While this study has made commendable advancements, it is important to address a few noteworthy considerations. Firstly, regarding the distribution of the dataset, we acknowledge that there are certain limitations in terms of data samples within high- and low-concentration ranges. In our application of the model to the Taihu Lake region, we observed that predictions only for SDD (water transparency) were notably accurate. Therefore, there might be room for improvement in predicting other water quality parameters. This disparity could potentially arise from the distinct characteristics of Dianshan Lake and Taihu Lake, but it has not impeded the model’s practical applicability across different regions. Secondly, when machine learning is used for prediction, the precision of measured parameter concentrations can significantly impact the model’s performance, as evident in the prediction of TP and SDD. Since TP concentrations are typically quite low, often below 0.1 mg/L, and our actual measurements are controlled only up to 0.001 mg/L, this results in multiple identical TP concentration values in the measured data. This accuracy issue leads to a situation where a specific TP concentration may correspond to multiple different reflectance spectral data, increasing the difficulty for the model to distinguish similar values and, consequently, resulting in poorer model performance. The same holds true for SDD. Future work could consider improving measurement precision based on the concentration distribution of measured water quality parameters to enhance model performance. Finally, we employed a time window of five days to synchronize the measured and satellite data. It is acknowledged that changes within the water body could transpire during this period, and future research could contemplate the integration of additional observational data to expand the dataset’s scope.

5. Conclusions

This study utilized satellite data and in situ measurements to determine the optimal models for Chl-a, COD_Mn, DO, SDD, TN, and TP from four machine learning models (RF, SVR, XGBoost, and CatBoost), which were identified as CatBoost, CatBoost, XGBoost, XGBoost, RF, and CatBoost, respectively. The applicability of these models was validated using data from Taihu Lake. These models were then applied to Sentinel-2 imagery from 2017 to 2023 to obtain the spatiotemporal distribution of water quality parameters in Dianshan Lake.
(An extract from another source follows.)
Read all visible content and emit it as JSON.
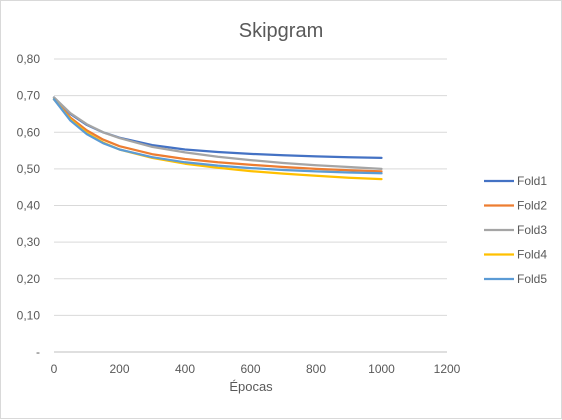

Image inversion results indicated that the overall distribution of water quality parameters in the study area was uneven, with significant spatial variation, relatively minor interannual differences, and significant seasonal patterns. Further analysis revealed that the spatiotemporal variation of water quality parameters was influenced by climatic factors such as temperature and precipitation, as well as human activities including agriculture and industry. The results of this study indicate that constructing models using multispectral satellite image reflectance and in situ water quality parameter sampling data is effective. Furthermore, in the future, model enhancement can be further achieved by improving the precision of in situ data, reducing the data time window, such as utilizing multisource satellite data, and implementing other methods. In conclusion, our study demonstrates advantages in methodology, data processing, and practical implementation. It provides valuable practical experience for the accurate monitoring of water quality parameters in small water bodies using satellite data and offers essential data support for local water resource management and environmental protection.